No notó el inmenso desastre de mis lágrimas;
mi rostro no es la cocina.
En el fondo, no hay nido, no hay calor real,
pero necesitaba este asilo que no es.
Este quedarte en ese algo que esta partido;
pero al menos perteneces.
La libertad últimamente es una paradoja.
Me siento el niño de la calle que busca la calle,
ese callejón sin fronteras y lleno de peligro que entendió
su casa
y no pudo, por muy adoptado que fuera, entenderse posible.
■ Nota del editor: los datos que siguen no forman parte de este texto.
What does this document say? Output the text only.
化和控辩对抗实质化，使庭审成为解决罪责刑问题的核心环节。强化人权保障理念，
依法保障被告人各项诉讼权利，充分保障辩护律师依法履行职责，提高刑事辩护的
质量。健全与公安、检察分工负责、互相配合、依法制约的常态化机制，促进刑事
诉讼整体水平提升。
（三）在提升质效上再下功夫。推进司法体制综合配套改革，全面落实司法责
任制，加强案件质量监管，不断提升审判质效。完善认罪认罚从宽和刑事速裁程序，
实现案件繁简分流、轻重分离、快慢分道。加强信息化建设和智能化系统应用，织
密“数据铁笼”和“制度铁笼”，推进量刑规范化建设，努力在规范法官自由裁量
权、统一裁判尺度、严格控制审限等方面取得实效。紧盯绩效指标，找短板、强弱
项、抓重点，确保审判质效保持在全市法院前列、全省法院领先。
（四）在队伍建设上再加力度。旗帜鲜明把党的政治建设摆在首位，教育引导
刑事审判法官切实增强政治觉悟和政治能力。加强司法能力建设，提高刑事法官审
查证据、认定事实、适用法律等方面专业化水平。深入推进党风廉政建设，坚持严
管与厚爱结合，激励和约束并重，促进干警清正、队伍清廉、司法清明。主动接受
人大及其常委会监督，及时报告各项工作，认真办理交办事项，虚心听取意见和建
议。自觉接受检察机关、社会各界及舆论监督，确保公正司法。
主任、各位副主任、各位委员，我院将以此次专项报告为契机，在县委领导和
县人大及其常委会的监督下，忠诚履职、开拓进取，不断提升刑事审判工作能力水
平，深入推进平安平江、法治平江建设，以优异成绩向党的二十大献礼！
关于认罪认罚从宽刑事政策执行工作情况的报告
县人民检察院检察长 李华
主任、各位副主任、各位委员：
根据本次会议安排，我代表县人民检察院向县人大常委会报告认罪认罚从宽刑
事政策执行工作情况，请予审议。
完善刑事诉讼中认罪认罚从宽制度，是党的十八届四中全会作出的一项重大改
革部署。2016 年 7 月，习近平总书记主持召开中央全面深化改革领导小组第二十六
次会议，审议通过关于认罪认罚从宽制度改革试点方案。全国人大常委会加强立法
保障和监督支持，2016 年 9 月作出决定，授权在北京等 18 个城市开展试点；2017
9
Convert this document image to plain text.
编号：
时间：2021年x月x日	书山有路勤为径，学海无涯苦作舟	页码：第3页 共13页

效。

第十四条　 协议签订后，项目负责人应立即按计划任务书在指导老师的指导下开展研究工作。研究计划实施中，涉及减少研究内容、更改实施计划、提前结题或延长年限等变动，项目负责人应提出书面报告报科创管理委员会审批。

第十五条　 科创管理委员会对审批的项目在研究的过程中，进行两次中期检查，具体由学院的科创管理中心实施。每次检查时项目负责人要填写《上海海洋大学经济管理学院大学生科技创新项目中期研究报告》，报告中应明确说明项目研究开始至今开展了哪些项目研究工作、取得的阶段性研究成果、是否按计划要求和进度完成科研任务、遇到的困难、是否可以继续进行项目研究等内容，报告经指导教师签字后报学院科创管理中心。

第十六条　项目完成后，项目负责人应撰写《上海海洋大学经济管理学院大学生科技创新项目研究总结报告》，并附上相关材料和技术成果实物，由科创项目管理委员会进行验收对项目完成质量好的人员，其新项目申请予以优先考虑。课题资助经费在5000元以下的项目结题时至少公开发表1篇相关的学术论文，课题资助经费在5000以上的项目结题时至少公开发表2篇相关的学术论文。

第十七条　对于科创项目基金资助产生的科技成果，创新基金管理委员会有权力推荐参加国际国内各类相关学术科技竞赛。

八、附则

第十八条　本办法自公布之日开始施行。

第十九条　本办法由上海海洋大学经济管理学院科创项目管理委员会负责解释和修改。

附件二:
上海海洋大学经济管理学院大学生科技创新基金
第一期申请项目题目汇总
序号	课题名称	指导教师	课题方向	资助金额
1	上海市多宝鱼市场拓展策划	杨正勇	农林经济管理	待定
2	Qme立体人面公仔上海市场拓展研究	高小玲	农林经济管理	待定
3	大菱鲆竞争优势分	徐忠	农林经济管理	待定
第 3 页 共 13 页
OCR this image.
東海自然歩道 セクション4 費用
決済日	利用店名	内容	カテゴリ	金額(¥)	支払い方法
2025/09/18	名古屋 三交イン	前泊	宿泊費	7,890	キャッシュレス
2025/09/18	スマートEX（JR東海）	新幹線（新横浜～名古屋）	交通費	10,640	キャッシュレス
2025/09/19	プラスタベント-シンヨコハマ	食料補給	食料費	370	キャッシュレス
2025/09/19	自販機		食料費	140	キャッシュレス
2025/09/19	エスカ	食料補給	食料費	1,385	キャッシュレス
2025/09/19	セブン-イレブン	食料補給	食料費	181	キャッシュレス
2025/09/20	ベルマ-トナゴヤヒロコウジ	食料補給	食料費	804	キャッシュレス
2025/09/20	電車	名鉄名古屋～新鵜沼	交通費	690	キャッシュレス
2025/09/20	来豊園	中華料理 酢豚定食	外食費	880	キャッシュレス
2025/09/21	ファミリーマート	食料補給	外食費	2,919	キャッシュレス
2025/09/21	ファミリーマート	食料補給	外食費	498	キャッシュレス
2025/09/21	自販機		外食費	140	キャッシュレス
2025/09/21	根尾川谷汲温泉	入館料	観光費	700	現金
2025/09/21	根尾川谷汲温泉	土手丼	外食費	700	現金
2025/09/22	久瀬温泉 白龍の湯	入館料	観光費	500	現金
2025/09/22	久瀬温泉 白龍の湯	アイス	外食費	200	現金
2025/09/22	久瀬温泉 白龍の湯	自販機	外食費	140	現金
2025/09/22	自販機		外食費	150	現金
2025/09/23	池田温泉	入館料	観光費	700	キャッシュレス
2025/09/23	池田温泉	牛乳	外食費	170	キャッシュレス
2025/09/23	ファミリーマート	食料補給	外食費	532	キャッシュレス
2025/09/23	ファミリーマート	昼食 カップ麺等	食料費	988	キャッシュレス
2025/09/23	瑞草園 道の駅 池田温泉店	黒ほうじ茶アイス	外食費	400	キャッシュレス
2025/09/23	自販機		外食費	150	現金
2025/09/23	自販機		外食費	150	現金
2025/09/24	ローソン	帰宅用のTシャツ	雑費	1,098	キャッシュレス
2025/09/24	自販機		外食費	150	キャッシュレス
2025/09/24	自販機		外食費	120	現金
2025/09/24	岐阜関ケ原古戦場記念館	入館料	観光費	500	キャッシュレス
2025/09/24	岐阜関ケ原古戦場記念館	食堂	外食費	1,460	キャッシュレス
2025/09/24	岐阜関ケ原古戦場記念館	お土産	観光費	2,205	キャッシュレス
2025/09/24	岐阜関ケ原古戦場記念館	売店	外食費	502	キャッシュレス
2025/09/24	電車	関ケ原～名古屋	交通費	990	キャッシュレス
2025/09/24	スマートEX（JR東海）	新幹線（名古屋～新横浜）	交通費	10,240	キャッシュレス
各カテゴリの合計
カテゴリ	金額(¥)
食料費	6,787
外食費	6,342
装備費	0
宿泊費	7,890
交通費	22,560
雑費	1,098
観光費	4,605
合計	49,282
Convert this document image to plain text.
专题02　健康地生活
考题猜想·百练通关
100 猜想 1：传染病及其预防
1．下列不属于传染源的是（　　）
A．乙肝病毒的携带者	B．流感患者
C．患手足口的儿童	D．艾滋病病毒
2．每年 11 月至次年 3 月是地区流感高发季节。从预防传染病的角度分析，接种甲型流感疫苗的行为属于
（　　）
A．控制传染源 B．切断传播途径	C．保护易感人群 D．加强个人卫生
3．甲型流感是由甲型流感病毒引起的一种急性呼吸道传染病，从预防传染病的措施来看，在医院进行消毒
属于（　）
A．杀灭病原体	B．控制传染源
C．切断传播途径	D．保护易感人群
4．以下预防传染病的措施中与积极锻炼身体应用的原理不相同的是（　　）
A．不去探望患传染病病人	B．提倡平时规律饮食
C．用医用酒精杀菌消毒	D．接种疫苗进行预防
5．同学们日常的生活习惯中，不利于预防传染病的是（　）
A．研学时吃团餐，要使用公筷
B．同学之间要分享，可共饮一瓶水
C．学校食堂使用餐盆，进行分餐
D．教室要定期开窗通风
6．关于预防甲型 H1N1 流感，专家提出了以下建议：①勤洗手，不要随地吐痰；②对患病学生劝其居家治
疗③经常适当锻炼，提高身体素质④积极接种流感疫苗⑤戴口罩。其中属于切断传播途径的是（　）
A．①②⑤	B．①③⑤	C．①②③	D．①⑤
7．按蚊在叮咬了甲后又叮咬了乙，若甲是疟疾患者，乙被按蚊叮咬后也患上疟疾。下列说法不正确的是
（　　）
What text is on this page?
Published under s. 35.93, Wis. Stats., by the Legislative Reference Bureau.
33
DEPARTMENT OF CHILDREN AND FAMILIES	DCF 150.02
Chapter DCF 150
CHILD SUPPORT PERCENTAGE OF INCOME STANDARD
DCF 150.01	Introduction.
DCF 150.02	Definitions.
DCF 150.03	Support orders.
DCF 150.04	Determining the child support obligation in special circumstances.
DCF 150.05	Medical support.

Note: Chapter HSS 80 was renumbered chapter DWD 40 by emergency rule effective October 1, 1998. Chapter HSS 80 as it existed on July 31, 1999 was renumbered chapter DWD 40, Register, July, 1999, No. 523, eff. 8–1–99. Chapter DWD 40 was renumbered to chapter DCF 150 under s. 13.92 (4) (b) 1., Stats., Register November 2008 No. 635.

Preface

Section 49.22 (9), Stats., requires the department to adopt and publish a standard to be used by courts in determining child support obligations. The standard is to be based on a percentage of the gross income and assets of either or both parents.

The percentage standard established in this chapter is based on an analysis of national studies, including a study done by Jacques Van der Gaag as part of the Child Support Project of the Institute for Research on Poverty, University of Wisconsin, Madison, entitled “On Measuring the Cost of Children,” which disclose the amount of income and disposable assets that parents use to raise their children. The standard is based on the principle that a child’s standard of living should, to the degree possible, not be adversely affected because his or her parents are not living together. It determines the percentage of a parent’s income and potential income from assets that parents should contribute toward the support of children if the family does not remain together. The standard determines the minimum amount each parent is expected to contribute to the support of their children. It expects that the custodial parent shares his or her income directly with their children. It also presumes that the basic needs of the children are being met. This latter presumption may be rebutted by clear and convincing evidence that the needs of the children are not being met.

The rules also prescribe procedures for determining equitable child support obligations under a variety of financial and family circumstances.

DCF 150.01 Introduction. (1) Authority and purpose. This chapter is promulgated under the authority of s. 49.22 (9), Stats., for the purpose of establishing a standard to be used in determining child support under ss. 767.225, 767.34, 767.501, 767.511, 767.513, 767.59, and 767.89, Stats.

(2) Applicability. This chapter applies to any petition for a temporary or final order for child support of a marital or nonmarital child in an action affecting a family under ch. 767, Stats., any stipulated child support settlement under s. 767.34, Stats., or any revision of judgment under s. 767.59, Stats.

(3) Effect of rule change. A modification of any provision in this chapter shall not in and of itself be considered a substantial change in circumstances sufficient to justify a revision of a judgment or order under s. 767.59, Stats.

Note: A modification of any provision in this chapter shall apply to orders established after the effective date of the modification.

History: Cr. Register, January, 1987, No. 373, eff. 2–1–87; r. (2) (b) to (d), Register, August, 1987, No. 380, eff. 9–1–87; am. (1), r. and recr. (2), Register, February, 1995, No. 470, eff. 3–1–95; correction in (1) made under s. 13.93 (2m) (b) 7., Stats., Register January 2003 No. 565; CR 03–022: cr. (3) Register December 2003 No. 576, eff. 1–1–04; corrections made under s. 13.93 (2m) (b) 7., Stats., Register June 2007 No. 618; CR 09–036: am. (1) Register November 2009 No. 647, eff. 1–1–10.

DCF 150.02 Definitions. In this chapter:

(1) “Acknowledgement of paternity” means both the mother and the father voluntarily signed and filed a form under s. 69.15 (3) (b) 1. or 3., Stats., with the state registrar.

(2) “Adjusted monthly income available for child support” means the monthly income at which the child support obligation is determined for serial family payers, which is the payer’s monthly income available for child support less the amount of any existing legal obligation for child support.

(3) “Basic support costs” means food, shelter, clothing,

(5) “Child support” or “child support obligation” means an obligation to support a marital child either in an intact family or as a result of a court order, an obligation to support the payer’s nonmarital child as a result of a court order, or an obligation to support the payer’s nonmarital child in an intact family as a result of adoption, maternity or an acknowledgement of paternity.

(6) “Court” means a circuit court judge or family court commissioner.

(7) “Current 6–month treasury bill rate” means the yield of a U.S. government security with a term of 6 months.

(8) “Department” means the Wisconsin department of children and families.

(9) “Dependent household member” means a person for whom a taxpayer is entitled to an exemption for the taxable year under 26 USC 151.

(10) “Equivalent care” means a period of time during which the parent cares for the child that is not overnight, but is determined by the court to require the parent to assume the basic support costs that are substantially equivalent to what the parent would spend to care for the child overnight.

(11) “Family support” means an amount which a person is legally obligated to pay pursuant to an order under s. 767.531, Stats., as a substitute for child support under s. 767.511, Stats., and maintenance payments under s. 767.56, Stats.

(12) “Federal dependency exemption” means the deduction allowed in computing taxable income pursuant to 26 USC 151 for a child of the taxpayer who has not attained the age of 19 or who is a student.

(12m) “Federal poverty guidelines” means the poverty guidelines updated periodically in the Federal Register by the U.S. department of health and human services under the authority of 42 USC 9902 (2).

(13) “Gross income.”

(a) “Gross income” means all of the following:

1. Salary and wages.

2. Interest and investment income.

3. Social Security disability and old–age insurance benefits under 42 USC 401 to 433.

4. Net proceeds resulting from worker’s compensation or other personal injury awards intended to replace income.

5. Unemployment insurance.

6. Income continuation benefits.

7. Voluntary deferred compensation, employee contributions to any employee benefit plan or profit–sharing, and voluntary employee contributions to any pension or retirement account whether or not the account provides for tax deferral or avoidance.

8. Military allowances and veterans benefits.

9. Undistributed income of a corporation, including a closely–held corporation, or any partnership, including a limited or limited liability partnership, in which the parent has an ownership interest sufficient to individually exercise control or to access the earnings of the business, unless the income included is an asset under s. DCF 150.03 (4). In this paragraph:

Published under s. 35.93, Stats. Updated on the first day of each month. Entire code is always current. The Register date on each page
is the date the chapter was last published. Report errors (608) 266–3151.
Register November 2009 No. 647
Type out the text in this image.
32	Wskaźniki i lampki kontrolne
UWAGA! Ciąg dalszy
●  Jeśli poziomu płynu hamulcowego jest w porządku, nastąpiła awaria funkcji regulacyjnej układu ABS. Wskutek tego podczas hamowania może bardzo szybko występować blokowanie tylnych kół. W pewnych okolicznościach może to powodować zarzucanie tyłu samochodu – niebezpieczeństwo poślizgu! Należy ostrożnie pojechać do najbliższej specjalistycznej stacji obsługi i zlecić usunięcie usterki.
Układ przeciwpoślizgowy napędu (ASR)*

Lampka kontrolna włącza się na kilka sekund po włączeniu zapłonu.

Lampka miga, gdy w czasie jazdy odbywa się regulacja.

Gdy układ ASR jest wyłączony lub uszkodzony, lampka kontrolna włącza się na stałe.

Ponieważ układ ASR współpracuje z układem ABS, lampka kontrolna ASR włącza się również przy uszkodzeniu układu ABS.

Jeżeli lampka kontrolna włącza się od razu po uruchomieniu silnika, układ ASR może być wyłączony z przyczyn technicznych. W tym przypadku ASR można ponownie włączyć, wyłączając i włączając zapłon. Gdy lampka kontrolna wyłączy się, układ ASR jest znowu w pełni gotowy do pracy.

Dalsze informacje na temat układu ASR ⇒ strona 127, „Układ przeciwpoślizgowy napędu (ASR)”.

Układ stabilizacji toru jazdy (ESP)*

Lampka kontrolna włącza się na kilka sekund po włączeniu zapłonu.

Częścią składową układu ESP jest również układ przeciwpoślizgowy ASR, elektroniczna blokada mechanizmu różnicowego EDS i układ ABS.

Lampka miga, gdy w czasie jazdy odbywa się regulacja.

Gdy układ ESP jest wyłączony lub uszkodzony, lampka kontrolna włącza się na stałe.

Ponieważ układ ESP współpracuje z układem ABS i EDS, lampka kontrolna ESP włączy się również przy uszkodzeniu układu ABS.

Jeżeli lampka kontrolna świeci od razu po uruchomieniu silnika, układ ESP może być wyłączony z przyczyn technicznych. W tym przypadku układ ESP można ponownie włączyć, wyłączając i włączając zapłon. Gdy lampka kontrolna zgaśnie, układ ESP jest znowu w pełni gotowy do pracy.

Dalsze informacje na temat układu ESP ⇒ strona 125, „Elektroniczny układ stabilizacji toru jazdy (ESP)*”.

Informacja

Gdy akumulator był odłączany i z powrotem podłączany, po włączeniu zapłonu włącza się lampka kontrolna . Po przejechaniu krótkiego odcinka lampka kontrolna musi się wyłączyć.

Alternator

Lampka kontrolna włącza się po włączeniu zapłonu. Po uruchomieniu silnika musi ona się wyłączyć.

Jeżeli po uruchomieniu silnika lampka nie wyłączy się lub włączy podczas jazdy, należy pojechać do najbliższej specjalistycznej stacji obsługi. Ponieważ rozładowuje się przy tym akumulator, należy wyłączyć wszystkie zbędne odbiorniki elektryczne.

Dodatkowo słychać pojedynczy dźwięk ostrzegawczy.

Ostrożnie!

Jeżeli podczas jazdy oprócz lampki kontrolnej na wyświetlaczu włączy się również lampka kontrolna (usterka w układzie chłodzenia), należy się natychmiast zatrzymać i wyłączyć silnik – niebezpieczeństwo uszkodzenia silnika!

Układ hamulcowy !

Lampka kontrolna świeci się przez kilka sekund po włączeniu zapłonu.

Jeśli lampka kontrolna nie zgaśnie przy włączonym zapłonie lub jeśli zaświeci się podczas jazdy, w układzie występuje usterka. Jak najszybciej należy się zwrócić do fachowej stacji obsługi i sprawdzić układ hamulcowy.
No quiero otra madre, ni otros árboles, ni otros gritos.
Me prefiero sola y, en el peor de los casos,
me prefiero en la calle de mi madre loca, de mi madre mala.
Ahí, dormida y desconectada, muy cerquita y muy lejos de mí.
No quiero en realidad que nadie suplante sus arrugas,
su maltrato, su olvido.
Es un síndrome de Estocolmo tan hermoso,
que no quiero salir de la sala,
de su sala que es guarida fría... pero conocida.
No quiero que amanezca, no quiero.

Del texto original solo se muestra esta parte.